A IDÉIA
A IDÉIA
A idéia surge nebulosa numa tarde idem.
Dividido entre o eu de fora e o eu de dentro
esse ser inexistente e a vontade de ser alguém
em movimentos lentos e trêmulos,
pensamentos desconexos e profundamente dialéticos
e rebelde como um rebento
a idéia desobediente da razão foi surgindo
cartesiana.
E está saindo o que podem ser algumas poesias.
Algumas por exemplo já estavam fora do baralho
Minhas poesias,
essas lentas disgressões sobre algo
que na realidade nem poesia deveriam ser,
embora me recuse a ver na rima ou mesmo nas
regras
estabelecidas a possibilidade de poesia,
nascem nesse momento imenso do existir
e nas madrugadas loucas e bêbadas
onde os bandolins tocam a marcham do adeus
enquanto as putas dançam o can-can-cão.
Mas nelas não há mais nenhuma emoção
apenas a ânsia de vômito e a vontade de ser poeta,
embora nunca o tenha sido
e a dessemelhança
da letra que nunca percorreu o papel.
Por isso a idéia foi crescendo
errática e lunática como que presa num labirinto
projeto inacabado e que um dia será idéia
se acabando em samba na avenida.
E eu me repartindo cada vez mais
eu, justamente eu, que gosto de ficar
no meu canto como voyeuer olhando as meninas
com suas pernas bonitas, seios redondos e cabelos grandes.

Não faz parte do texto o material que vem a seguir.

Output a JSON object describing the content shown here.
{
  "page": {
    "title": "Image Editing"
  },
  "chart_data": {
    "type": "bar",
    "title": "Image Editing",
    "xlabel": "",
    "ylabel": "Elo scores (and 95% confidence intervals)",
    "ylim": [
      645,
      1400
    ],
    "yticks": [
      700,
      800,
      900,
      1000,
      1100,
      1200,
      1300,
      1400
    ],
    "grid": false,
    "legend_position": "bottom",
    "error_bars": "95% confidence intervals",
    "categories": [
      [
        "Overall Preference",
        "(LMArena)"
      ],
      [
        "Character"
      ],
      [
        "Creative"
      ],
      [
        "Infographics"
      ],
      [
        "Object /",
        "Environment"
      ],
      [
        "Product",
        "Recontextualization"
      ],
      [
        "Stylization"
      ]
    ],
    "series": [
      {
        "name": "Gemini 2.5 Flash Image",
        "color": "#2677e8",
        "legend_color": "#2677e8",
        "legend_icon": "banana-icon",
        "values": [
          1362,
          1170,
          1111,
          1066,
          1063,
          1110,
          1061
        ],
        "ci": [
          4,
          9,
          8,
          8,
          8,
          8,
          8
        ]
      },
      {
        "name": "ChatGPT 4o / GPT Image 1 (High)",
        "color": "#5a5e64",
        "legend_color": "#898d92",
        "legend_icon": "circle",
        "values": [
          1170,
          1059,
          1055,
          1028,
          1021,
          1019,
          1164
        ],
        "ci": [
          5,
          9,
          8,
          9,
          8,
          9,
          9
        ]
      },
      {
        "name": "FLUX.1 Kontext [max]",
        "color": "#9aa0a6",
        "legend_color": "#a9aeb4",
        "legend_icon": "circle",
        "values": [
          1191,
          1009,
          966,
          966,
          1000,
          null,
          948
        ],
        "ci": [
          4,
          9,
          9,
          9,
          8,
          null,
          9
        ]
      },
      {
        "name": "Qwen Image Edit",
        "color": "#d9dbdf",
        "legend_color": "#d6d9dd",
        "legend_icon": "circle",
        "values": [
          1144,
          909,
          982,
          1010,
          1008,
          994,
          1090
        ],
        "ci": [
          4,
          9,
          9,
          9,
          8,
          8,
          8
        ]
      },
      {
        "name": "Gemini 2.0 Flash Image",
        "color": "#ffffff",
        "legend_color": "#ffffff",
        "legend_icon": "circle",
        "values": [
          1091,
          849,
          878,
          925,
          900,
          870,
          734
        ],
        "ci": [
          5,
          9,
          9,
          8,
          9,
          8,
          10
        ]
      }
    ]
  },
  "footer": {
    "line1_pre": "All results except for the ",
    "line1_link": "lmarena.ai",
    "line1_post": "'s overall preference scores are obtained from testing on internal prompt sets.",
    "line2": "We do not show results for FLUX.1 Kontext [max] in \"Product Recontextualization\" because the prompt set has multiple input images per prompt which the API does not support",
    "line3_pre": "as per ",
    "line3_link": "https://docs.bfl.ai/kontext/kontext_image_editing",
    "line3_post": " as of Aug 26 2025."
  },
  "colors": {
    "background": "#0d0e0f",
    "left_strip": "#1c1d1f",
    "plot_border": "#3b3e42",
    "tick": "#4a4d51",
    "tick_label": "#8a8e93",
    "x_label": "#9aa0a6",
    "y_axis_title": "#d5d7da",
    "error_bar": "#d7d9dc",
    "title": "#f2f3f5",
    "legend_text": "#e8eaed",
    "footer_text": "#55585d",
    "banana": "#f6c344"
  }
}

Mas numa dessas ressacas morais,
onde impera a idéia nunca a razão ou a emoção
ela se impôs como uma série de idéias e cantos,
idéia provisória como sempre,
mas a cada momento mais definitiva
e portanto eis-la aqui,
incompleta,
mas realizada como idéia
e não como concreto.
Como um dia te disse,
enquanto a paixão corria solta nos cantos de nossas bocas,
as idéias que da vida tenho
são como as paixões com que me conquisto:
são idéias e são reais.
Mas não são nunca concretas.
Porque de concreto só esse tesão e esse amor por você
que fazem dessa idéia ser algo como uma canção
colorida como devem ser as flores que brotam de nós.